Even if the IPCC works quietly most of the time to collect the latest findings on climate change from a large number of studies and statistics, its reports repeatedly provide important impulses in the climate debate. The IPCC reports are compiled by thousands of scientists, including climate and marine researchers, statisticians, economists and health experts. The IPCC does not conduct its own research on climate change, but evaluates thousands of studies and summarizes the key findings from them. The studies used have generally passed through the so-called peer review process – that is, they have been assessed by other scientists.

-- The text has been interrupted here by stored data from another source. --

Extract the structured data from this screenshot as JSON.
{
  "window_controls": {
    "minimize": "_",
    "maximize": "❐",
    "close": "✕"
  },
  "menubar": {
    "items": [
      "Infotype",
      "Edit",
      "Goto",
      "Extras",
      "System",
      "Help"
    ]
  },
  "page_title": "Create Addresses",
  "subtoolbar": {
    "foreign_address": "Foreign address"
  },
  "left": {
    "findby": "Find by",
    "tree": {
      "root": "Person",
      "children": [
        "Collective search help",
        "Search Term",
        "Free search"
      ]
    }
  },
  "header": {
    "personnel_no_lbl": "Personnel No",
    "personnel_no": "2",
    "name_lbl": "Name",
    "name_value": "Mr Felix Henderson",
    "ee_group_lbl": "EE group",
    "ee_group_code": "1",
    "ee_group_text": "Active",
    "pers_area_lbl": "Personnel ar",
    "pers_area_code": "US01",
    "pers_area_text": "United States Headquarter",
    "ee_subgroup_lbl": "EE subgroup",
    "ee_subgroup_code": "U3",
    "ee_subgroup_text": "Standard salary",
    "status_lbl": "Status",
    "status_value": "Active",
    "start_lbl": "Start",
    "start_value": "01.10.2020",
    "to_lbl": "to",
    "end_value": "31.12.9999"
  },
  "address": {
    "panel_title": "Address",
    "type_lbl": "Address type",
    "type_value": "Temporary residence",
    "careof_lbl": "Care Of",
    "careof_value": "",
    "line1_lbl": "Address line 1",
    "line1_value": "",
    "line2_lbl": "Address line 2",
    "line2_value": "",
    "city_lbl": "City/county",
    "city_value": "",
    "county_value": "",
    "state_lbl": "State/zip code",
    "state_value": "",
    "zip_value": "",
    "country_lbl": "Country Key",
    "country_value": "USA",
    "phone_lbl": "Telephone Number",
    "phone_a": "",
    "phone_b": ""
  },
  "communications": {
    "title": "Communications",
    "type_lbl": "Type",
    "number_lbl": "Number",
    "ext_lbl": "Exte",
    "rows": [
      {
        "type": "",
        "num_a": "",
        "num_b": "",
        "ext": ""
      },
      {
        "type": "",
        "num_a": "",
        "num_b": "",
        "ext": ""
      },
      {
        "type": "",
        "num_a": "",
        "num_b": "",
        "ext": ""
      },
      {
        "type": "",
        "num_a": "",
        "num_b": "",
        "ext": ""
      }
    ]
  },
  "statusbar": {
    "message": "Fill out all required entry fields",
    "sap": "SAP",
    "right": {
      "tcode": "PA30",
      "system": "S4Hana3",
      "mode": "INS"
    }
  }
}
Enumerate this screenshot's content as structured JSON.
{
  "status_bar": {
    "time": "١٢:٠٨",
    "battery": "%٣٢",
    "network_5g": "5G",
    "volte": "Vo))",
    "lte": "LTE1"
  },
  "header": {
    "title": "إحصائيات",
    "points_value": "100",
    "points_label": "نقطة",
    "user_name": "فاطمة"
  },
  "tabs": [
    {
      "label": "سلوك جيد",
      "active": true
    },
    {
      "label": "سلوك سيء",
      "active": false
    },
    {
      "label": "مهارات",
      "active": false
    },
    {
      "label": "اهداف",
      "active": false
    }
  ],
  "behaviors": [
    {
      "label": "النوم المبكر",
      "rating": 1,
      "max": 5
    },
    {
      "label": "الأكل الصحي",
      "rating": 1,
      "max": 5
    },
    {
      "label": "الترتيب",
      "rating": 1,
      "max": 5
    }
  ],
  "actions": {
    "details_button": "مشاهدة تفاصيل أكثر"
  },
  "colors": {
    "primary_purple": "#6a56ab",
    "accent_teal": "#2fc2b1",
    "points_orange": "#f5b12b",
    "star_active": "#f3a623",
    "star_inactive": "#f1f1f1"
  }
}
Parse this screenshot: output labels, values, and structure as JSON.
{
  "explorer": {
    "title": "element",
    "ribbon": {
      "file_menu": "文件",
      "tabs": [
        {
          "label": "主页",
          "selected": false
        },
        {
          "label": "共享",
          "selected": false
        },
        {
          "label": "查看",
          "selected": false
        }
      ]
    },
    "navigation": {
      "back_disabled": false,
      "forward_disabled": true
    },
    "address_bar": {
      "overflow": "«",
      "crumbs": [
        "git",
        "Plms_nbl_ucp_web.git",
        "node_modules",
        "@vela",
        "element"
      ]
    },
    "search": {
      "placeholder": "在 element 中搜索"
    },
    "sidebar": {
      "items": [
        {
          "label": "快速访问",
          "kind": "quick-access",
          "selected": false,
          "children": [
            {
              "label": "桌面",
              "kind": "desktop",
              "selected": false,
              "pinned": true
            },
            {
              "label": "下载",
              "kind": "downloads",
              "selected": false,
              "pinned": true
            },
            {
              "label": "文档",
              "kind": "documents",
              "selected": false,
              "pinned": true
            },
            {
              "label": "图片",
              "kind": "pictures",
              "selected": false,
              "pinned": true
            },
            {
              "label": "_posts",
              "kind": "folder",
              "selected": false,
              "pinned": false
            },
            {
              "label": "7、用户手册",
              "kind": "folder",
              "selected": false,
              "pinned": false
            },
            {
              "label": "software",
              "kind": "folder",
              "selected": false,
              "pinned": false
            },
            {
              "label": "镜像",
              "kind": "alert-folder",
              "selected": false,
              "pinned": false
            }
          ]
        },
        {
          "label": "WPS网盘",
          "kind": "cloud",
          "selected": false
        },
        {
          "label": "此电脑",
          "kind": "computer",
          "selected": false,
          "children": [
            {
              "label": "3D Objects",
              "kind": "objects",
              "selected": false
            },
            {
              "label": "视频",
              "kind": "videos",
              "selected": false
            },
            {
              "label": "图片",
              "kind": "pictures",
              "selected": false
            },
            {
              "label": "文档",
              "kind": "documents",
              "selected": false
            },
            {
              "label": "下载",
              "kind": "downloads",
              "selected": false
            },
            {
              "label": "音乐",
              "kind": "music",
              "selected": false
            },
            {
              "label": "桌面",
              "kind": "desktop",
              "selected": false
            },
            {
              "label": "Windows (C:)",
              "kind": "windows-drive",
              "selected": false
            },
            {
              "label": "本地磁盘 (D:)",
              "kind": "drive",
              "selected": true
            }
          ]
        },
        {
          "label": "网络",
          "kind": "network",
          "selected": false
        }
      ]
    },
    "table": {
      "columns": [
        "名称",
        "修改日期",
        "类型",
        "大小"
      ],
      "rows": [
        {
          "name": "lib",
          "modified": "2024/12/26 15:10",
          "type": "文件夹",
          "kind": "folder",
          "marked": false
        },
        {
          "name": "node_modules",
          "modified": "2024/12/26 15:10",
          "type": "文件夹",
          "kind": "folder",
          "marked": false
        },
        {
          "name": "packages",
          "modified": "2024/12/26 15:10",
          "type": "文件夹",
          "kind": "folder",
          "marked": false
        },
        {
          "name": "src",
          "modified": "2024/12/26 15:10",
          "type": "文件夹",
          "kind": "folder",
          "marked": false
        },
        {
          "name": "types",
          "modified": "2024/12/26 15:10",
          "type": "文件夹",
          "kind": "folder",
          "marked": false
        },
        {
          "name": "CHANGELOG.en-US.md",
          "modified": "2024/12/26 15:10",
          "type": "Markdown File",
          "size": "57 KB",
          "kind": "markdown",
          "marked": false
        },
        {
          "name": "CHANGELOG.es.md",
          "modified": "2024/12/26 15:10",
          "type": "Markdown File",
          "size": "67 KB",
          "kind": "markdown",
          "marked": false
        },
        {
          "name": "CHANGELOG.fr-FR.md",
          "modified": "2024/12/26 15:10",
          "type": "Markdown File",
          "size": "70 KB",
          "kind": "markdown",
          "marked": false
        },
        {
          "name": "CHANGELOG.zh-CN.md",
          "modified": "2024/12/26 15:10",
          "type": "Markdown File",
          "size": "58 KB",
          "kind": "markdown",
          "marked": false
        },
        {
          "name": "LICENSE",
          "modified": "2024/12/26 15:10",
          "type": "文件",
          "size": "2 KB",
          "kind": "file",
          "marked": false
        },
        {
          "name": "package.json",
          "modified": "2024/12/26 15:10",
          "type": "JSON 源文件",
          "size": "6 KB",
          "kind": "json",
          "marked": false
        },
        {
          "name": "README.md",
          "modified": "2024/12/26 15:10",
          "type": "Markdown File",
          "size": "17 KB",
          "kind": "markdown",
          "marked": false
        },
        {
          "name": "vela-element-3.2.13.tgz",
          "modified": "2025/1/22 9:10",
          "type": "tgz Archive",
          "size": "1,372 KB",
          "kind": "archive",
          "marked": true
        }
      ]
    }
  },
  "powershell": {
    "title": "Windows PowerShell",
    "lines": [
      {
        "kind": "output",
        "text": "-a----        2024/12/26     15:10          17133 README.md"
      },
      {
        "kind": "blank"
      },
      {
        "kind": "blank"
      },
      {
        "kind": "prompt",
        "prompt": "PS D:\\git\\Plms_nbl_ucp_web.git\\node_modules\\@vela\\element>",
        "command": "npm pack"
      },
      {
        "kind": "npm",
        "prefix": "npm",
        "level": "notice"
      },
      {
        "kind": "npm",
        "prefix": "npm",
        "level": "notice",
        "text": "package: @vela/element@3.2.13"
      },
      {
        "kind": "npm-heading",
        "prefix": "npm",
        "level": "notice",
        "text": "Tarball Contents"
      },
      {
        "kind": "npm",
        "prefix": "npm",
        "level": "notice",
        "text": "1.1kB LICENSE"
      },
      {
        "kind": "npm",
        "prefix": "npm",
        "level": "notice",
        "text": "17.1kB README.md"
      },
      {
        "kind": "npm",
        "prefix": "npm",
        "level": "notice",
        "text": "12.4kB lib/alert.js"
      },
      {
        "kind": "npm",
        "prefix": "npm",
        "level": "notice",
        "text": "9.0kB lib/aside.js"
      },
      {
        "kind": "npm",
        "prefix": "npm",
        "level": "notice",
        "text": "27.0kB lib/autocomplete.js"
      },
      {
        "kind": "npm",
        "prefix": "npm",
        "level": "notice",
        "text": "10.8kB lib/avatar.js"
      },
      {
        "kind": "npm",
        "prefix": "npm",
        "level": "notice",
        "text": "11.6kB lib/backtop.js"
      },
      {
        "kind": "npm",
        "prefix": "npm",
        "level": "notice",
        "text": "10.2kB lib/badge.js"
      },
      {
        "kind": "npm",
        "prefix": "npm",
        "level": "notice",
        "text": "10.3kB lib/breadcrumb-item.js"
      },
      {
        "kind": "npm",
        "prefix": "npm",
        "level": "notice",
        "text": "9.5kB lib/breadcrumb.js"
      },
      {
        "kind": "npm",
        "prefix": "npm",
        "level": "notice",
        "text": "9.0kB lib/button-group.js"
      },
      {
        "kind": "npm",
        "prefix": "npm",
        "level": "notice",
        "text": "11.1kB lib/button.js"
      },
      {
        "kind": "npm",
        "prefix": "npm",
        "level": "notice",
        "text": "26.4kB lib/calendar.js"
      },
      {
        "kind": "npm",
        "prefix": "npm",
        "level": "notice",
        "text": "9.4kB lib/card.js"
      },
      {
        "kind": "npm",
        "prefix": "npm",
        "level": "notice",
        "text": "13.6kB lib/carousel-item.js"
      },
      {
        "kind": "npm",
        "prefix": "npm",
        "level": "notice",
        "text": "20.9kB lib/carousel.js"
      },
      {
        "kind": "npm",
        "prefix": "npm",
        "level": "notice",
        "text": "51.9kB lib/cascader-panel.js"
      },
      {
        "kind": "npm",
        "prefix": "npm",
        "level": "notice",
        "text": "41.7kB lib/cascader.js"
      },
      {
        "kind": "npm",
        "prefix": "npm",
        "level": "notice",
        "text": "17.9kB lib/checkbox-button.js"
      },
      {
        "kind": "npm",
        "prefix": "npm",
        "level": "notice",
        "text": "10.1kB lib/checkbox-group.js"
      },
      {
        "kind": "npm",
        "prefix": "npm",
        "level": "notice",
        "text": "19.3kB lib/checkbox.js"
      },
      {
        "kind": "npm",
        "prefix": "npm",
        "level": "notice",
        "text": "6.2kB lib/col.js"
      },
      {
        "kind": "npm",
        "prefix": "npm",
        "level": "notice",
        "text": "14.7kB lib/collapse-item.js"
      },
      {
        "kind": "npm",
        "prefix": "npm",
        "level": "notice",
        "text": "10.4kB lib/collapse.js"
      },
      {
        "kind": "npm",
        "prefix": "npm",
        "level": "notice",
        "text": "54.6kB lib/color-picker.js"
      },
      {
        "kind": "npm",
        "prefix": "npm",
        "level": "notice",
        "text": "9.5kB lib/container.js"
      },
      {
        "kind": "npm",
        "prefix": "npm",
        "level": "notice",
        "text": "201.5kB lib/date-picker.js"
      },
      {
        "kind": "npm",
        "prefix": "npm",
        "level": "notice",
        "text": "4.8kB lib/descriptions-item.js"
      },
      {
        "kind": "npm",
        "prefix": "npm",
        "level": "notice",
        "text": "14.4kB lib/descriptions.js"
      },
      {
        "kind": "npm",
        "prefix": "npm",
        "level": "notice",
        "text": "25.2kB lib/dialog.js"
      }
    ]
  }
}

The Intergovernmental Panel on Climate Change is composed of three working groups: One presents the scientific findings on climate change, the second highlights the consequences of global warming and the third shows options for action. The IPCC publishes its comprehensive overviews of the current state of climate research every five to six years.

Previous reports have come true

And because the Intergovernmental Panel on Climate Change is located on the edge between science and politics, this short version is made jointly by both groups. The scientists suggest that the government representatives ask questions and encourage. The influence of state interests is undisputed on this point – but it is now also publicly understandable via the Internet. Anyone who wants to can see exactly why what was changed afterwards.

Even if many of the messages from these reports sound familiar – or simply “old” – the data behind them are becoming more and more precise. And: So far, this has not made the forecasts any better. A fact that does not speak against the IPCC – rather against those who called it.